Revenge killings in 1945 and their absence from the historical narrative in Singapore

RIS ID

93759

Publication Details

Lim, J. (2015). Revenge killings in 1945 and their absence from the historical narrative in Singapore. In C. Twomey and E. Koh (Eds.), The Pacific War: Aftermaths, Remembrance and Culture (pp. 152-165). United Kingdom: Routledge.

Additional Publication Information

ISBN: 9780415740647

Abstract

There is a brief period in the immediate aftermath of the Second World War in Singapore that has remained largely neglected in public memory. Between 15 August 1945, when the Emperor of Japan ordered all units of the Japanese military to surrender, and 4 September 1945, when the British military landed in Singapore, there was a distinct absence of law and order. Collaborators were hunted down, assaulted and, in some cases, tortured and murdered. Utilising oral history accounts housed at the National Archives of Singapore (NAS) and personal memoirs, this chapter examines these revenge killings in Singapore. It also explores the reasons why, in Singapore, narratives about collaboration and revenge killings are absent from the public recollection of the Japanese Occupation during the Second World War.

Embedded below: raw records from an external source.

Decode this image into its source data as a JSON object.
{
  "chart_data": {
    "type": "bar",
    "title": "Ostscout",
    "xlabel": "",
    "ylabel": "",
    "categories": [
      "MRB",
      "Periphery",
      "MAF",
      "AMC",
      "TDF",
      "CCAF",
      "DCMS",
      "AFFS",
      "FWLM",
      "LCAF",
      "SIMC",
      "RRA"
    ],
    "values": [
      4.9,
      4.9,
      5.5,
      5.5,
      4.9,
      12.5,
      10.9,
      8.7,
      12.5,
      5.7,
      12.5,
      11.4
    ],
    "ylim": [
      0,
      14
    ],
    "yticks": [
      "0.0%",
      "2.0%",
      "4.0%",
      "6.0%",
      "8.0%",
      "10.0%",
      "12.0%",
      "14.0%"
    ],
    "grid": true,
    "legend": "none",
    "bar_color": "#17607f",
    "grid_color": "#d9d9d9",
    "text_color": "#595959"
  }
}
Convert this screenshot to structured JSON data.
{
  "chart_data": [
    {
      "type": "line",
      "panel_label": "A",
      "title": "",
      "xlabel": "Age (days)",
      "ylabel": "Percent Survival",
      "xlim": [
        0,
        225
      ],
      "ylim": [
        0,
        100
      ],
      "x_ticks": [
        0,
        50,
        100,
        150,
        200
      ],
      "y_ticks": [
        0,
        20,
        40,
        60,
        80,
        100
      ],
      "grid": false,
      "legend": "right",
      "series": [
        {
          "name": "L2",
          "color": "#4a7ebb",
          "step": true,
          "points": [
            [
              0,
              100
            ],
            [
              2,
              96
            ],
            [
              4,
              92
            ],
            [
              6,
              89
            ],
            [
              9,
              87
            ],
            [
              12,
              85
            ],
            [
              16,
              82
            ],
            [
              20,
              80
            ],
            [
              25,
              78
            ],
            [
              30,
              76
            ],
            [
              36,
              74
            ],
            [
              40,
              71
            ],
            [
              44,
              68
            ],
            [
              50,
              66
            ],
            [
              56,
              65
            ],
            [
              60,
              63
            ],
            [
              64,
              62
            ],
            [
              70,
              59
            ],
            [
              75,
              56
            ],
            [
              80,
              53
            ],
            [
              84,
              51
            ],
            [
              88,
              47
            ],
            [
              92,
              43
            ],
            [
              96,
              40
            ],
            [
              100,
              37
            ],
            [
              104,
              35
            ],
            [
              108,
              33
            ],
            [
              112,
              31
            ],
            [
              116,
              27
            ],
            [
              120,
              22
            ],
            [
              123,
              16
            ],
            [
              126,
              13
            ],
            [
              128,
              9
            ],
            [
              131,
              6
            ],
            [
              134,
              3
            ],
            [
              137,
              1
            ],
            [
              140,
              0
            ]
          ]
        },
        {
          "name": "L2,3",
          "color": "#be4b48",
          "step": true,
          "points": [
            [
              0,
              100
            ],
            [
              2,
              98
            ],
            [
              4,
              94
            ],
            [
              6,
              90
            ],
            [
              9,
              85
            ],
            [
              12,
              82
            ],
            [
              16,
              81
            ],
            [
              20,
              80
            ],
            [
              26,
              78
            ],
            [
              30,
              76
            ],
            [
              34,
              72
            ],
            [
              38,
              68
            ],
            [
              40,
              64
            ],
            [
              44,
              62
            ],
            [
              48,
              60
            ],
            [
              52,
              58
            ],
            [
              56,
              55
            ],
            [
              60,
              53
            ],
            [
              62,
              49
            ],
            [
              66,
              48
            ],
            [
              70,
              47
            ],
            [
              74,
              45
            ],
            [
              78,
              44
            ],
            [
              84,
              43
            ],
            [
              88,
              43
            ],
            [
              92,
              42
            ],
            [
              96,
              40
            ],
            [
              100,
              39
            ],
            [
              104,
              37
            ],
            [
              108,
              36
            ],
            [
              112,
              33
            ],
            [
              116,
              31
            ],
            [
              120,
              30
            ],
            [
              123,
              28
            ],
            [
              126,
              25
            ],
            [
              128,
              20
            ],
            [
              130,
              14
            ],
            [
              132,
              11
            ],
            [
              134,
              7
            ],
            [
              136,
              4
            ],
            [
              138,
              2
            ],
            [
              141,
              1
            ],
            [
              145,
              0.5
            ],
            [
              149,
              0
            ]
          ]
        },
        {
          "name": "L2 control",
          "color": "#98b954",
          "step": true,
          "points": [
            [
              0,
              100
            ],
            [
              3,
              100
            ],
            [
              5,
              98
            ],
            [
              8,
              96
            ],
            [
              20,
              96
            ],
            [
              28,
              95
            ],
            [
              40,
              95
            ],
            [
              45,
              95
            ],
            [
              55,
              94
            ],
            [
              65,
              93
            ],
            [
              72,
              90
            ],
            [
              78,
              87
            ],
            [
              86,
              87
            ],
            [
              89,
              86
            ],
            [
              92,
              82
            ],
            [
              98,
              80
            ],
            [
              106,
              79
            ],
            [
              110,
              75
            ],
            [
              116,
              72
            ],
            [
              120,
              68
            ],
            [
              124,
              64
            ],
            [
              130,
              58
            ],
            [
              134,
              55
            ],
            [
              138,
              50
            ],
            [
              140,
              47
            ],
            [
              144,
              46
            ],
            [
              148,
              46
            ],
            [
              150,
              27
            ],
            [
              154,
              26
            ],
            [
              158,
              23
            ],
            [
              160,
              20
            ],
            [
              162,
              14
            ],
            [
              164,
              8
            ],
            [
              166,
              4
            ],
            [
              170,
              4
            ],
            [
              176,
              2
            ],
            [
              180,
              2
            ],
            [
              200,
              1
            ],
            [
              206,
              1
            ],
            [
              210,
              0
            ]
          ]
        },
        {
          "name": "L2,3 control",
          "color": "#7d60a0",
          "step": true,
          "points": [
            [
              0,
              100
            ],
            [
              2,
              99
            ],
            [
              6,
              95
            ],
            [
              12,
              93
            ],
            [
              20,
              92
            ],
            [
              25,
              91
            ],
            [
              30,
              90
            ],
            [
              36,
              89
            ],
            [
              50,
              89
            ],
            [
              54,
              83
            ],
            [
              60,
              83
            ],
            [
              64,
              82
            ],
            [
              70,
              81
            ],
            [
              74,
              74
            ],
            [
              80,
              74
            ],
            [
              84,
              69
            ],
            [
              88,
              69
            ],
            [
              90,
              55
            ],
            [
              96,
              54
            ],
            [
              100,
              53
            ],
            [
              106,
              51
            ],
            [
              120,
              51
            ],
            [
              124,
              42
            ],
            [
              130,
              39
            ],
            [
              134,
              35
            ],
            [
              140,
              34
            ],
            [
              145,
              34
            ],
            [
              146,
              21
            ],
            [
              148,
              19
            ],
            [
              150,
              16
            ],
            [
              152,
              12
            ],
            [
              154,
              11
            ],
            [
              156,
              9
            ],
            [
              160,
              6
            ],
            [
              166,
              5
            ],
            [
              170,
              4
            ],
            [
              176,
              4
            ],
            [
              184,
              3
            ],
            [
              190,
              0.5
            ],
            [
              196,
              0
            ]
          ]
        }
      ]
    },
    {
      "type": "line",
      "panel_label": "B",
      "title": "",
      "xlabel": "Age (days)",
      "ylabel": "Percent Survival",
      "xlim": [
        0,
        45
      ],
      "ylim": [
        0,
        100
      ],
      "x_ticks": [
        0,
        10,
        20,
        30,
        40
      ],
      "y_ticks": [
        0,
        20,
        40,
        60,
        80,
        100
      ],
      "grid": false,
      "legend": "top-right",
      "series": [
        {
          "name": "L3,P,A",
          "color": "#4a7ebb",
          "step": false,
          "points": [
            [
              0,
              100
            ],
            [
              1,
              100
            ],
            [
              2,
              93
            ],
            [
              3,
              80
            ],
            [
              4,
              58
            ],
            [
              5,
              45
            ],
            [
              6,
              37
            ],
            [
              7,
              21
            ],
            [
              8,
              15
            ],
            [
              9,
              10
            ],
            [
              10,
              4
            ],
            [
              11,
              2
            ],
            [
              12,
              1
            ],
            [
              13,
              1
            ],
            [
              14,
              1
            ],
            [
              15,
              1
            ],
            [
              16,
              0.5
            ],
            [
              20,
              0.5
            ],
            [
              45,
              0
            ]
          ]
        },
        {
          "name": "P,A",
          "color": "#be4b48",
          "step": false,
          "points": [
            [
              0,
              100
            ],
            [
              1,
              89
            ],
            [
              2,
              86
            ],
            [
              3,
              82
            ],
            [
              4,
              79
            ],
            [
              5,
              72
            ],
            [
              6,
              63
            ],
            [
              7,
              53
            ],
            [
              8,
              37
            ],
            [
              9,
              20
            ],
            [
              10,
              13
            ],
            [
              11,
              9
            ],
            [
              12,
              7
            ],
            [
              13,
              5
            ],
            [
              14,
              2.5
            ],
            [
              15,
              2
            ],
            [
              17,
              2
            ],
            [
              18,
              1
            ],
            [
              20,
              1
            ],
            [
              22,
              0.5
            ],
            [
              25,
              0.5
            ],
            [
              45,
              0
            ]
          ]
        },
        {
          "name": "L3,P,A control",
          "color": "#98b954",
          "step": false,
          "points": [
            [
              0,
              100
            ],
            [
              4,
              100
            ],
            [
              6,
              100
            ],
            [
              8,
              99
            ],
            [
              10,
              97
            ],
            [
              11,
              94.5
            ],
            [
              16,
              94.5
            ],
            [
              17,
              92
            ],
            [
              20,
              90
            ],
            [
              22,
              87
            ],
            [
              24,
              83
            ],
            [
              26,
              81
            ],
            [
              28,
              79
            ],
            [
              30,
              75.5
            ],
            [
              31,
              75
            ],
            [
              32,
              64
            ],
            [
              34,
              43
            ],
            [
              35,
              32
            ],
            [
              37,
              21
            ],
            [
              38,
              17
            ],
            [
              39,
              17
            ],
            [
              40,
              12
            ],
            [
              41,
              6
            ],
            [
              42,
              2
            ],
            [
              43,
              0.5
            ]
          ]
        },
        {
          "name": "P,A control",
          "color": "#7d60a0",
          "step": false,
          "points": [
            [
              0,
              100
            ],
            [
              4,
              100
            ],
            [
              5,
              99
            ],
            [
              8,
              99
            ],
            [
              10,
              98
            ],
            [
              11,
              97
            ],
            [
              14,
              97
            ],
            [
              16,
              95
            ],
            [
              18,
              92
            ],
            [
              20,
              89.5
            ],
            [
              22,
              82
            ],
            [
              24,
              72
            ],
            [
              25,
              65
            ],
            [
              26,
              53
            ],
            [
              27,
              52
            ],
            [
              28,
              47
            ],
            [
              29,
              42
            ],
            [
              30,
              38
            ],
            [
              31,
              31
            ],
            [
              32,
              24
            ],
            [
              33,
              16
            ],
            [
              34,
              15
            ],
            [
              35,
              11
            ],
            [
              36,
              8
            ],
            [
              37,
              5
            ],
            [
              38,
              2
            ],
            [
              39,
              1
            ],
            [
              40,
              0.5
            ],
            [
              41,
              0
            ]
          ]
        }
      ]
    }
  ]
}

The same forgetfulness about collaboration is evident even in Nanjing in China, where residents suffered Japanese violence from the fall of the city in 1937 until the end of the war. In 1940, the Japanese installed a puppet government headed by Wang Jingwei in Nanjing and proclaimed his regime to be the official government of the Republic of China (ROC). Wang died in Nagoya in 1944 and, when the war was over, the ministers of his administration were tried as traitors. In the official memory of the war today, both the ROC (Taiwan) and the People's Republic of China summarily dismiss these ministers and public servants as traitors. Yet there is nothing in their official works to suggest that these 'traitors' could have done things differently.